Un autre script assez récurrent, celui des buts avant la mi-temps, après la mi-temps et avant la fin du match. Ce sont des “moments-clefs” qui, dans l’esprit des développeurs, donnent un petit côté “Epique” à chaque match. Dans tous les cas, c’est raté et le plaisir, lui, est decrescendo, à mesure que le jeu, aussi, devient daté graphiquement.
PES, au secours!
La victoire d’EA Sports sur la génération de consoles précédente (Xbox 360 et PS3) était méritée. Leur jeu était bien pensé, bien équilibré, se réinventait constamment, disposait d’une bonne ambiance (la bande son est, elle aussi, en recul permanent) et de toutes les licences déjà prêtes, à la différence de son rival historique, PES (devenu depuis eFootball PES) qui a totalement loupé sa transition post-Playstation 2 et Xbox avec PES 2008 et les suivants.
Devenu depuis lors incontournable, disposant d’un budget d’achat de licences et de marketing immensément plus important que les japonais de chez Konami, FIFA a été seul leader de longues années et s’est reposé sur ses lauriers, n’innovant donc que partiellement et rarement dans le bon sens.
Pendant ce laps de temps là, PES, lui, s’est réinventé. Il a clairement pris le parti du réalisme (et uniquement les bons côtés puisque, fallait-il le rappeler, un match virtuel de 5 minutes ne sera jamais équivalent à un match réel de 90 et tant mieux) avec une physique de balle absolument ahurissante. C’est qu’en l’absence de licences clefs, ce n’était que par le gameplay que les japonais pouvaient rivaliser avec les étasuniens et force est de constater que les progrès sont immenses.
Évidemment, il ne s’agira pas de dire ici que PES est le jeu parfait tandis que FIFA n’a que des défauts. PES, par exemple, propose toujours une animation quelque peu robotique des joueurs, la faute à l’absence de position “Marcher” pour les joueurs qui sont donc en espèce de sprint permanent. Ils ont donc un plus faible nombre d’animations de mouvement par rapport à FIFA, ce qui entraîne un rendu visuel quelque fois étrangers.

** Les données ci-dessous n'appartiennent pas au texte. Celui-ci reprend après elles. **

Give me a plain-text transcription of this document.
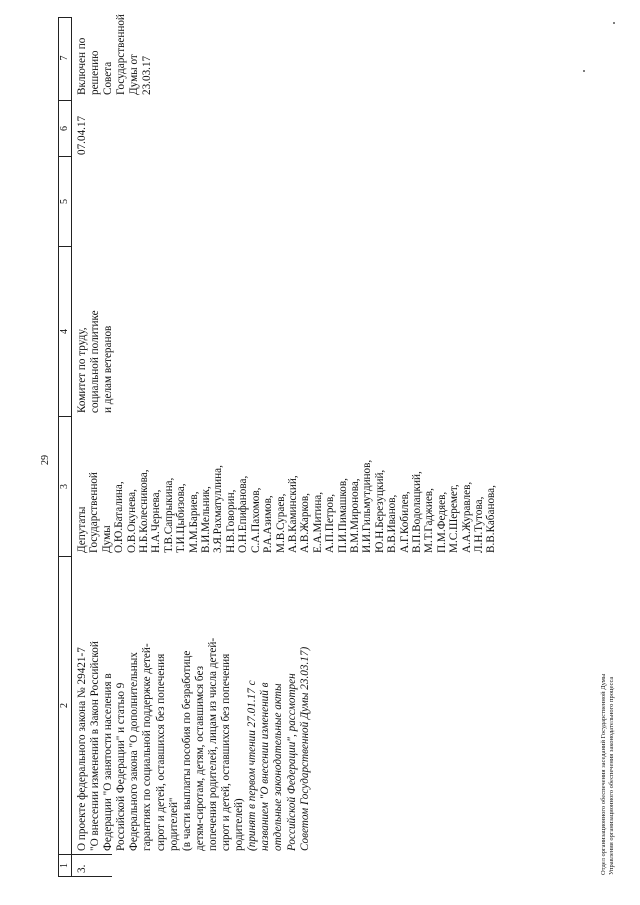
29
1
2
3
4
5
6
7
3.

О проекте федерального закона № 29421-7 "О внесении изменений в Закон Российской Федерации "О занятости населения в Российской Федерации" и статью 9 Федерального закона "О дополнительных гарантиях по социальной поддержке детей- сирот и детей, оставшихся без попечения родителей" (в части выплаты пособия по безработице детям-сиротам, детям, оставшимся без попечения родителей, лицам из числа детей- сирот и детей, оставшихся без попечения родителей) (принят в первом чтении 27.01.17 с названием "О внесении изменений в отдельные законодательные акты Российской Федерации", рассмотрен Советом Государственной Думы 23.03.17)

Депутаты Государственной Думы О.Ю.Баталина, О.В.Окунева, Н.Б.Колесникова, Н.А.Чернева, Т.В.Сапрыкина, Т.И.Цыбизова, М.М.Бариев, В.И.Мельник, З.Я.Рахматуллина, Н.В.Говорин, О.Н.Епифанова, С.А.Пахомов, Р.А.Азимов, М.В.Сураев, А.В.Каминский, А.В.Жарков, Е.А.Митина, А.П.Петров, П.И.Пимашков, В.М.Миронова, И.И.Гильмутдинов, Ю.Н.Березуцкий, В.В.Иванов, А.Г.Кобилев, В.П.Водолацкий, М.Т.Гаджиев, П.М.Федяев, М.С.Шеремет, А.А.Журавлев, Л.Н.Тутова, В.В.Кабанова,

Комитет по труду, социальной политике и делам ветеранов

07.04.17

Включен по решению Совета Государственной Думы от 23.03.17

Отдел организационного обеспечения заседаний Государственной Думы Управления организационного обеспечения законодательного процесса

Mais pour autant, et parce qu’EA Sports, et plus globalement EA, dans sa logique marchande, continuera à se reposer encore longtemps sur ses lauriers et à proposer des moutures en recul constant si tant est que les ventes demeurent positives, il serait peut être temps d’envisager une nouvelle migration, de quitter le puissant FIFA pour le rebelle PES ci-tôt la nouvelle génération de consoles arrivée. C’est le dernier mécanisme de pression dont dispose le joueur et la dernière façon pour lui d’inciter les développeurs à, enfin, respecter les joueurs. Après tout, c’est ça ou l’option du retour sur ISS version Super Nintendo…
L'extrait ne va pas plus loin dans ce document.